No apologies necessary, William's signature driving, off-kilter riffage paired with Way’s snarling and aggressive yet melodic vocals and the hard-hitting rhythmic duo of Grady Mackintosh on bass and Anne-Marie Vassilou on drums amp up White Lung’s position from ambassadors to the queens (and king) of Canandian noise rock.
Spawned from East Vancouver’s dirty DIY Emergency Room scene, White Lung formed in 2006 with guitarist Kenneth joining in 2009. From the beginning they were road warriors, touring regularly, even contemplating selling their underwear just to get on the road (they eventually opted for the more practical route of saving up funds.) White Lung broke out of their incestuous local scene and brought their music across Canada and the US. They continue to tour fanatically, their live shows have been called, “effortlessly engaging and enigmatic, harnessing a controlled violence that managed to be passionate without going the least bit over-the-top” by Exclaim! Magazine.

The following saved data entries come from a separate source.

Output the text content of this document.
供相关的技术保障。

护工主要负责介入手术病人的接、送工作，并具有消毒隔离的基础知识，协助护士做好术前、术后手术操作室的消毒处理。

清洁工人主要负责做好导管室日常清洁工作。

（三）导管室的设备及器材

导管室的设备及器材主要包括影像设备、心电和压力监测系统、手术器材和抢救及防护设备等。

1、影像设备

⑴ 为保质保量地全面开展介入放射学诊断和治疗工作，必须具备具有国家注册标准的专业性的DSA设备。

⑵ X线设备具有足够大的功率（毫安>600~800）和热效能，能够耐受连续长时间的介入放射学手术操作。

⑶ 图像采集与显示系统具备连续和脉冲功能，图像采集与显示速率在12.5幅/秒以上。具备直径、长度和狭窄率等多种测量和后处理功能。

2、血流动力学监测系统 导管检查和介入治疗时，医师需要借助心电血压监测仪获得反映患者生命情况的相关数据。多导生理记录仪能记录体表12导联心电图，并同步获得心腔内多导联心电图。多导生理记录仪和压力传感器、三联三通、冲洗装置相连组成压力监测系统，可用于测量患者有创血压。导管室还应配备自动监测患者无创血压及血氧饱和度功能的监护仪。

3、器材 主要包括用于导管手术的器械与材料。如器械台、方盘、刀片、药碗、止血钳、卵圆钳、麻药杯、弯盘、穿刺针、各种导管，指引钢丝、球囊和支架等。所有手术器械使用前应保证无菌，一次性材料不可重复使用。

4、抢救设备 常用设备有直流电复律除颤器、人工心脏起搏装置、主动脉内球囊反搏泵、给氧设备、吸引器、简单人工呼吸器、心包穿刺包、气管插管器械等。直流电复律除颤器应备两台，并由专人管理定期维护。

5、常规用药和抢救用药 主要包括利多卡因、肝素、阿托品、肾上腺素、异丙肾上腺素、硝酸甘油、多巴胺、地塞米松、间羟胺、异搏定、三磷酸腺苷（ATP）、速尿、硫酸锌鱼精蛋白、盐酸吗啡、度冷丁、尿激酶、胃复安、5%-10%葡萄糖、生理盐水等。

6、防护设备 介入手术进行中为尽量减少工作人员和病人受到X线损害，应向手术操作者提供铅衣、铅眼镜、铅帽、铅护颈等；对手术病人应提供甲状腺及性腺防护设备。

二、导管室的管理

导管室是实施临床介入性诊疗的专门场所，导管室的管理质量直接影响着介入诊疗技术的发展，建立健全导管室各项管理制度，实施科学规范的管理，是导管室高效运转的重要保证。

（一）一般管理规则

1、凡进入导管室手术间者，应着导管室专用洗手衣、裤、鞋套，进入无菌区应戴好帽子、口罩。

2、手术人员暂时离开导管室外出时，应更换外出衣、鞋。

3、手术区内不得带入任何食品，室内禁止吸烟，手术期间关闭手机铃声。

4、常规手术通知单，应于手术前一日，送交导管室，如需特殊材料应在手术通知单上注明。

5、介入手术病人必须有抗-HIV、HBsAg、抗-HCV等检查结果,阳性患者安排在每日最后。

The band’s disparate influences have resulted in a wealth of comparisons. Stylistically White Lung’s music has been called everything from noise rock to skate punk to post-riot grrl. According to Way, “When you like playing music you just want to learn, and that comes with playing as much as you can. White Lung is a really odd combination of four people who have pretty different influences.”

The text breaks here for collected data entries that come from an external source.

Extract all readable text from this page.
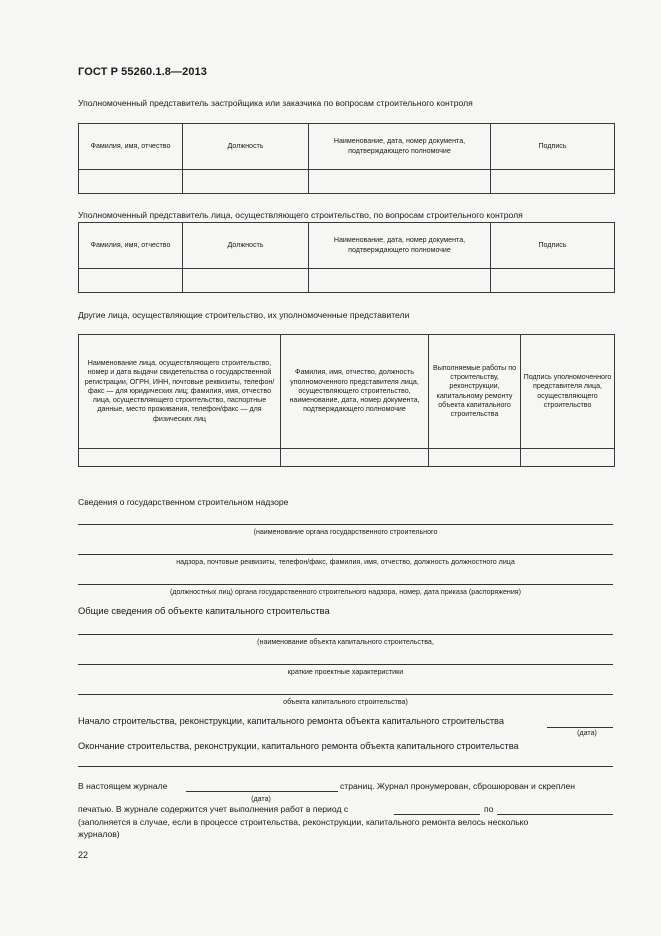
ГОСТ Р 55260.1.8—2013
Уполномоченный представитель застройщика или заказчика по вопросам строительного контроля
Фамилия, имя, отчество	Должность	Наименование, дата, номер документа, подтверждающего полномочие	Подпись

Уполномоченный представитель лица, осуществляющего строительство, по вопросам строительного контроля
Фамилия, имя, отчество	Должность	Наименование, дата, номер документа, подтверждающего полномочие	Подпись

Другие лица, осуществляющие строительство, их уполномоченные представители
Наименование лица, осуществляющего строительство, номер и дата выдачи свидетельства о государственной регистрации, ОГРН, ИНН, почтовые реквизиты, телефон/факс — для юридических лиц; фамилия, имя, отчество лица, осуществляющего строительство, паспортные данные, место проживания, телефон/факс — для физических лиц	Фамилия, имя, отчество, должность уполномоченного представителя лица, осуществляющего строительство, наименование, дата, номер документа, подтверждающего полномочие	Выполняемые работы по строительству, реконструкции, капитальному ремонту объекта капитального строительства	Подпись уполномоченного представителя лица, осуществляющего строительство

Сведения о государственном строительном надзоре
(наименование органа государственного строительного
надзора, почтовые реквизиты, телефон/факс, фамилия, имя, отчество, должность должностного лица
(должностных лиц) органа государственного строительного надзора, номер, дата приказа (распоряжения)
Общие сведения об объекте капитального строительства
(наименование объекта капитального строительства,
краткие проектные характеристики
объекта капитального строительства)
Начало строительства, реконструкции, капитального ремонта объекта капитального строительства
(дата)
Окончание строительства, реконструкции, капитального ремонта объекта капитального строительства
(дата)
В настоящем журнале	страниц. Журнал пронумерован, сброшюрован и скреплен
печатью. В журнале содержится учет выполнения работ в период с	по
(заполняется в случае, если в процессе строительства, реконструкции, капитального ремонта велось несколько
журналов)
22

Bowing to the inevitable need for comparison, according to Vice Magazine, “White Lung combine the feral energy of the Germs with the taut, wiry dynamics of the Wipers and have released a string of singles that keep improving in a bewilderingly exponential fashion.” Also present in their sound are golden era Kurt and Courtney, The Bags, and Rocket from the Crypt. This wealth of influences doesn’t mean the band’s sound is hard to pin-down. Written and recorded nearly simultaneously, Sorry manages to be both raw and complex, thanks to White Lung’s focus on cohesive writing. According to Way, “We write as a unit now no matter how torturous that is. I worked really hard on melody on this record. It's unforgiving but it's melodic. I wanted that. At some points we were finishing songs the night before going to the studio. It was so immediate and really stressed."
Sorry may have been stressful to record, but it’s a joy to listen to. It signals a new era for White Lung, featuring denser more melodic songs that maintain the rough edge of their punk pedigree.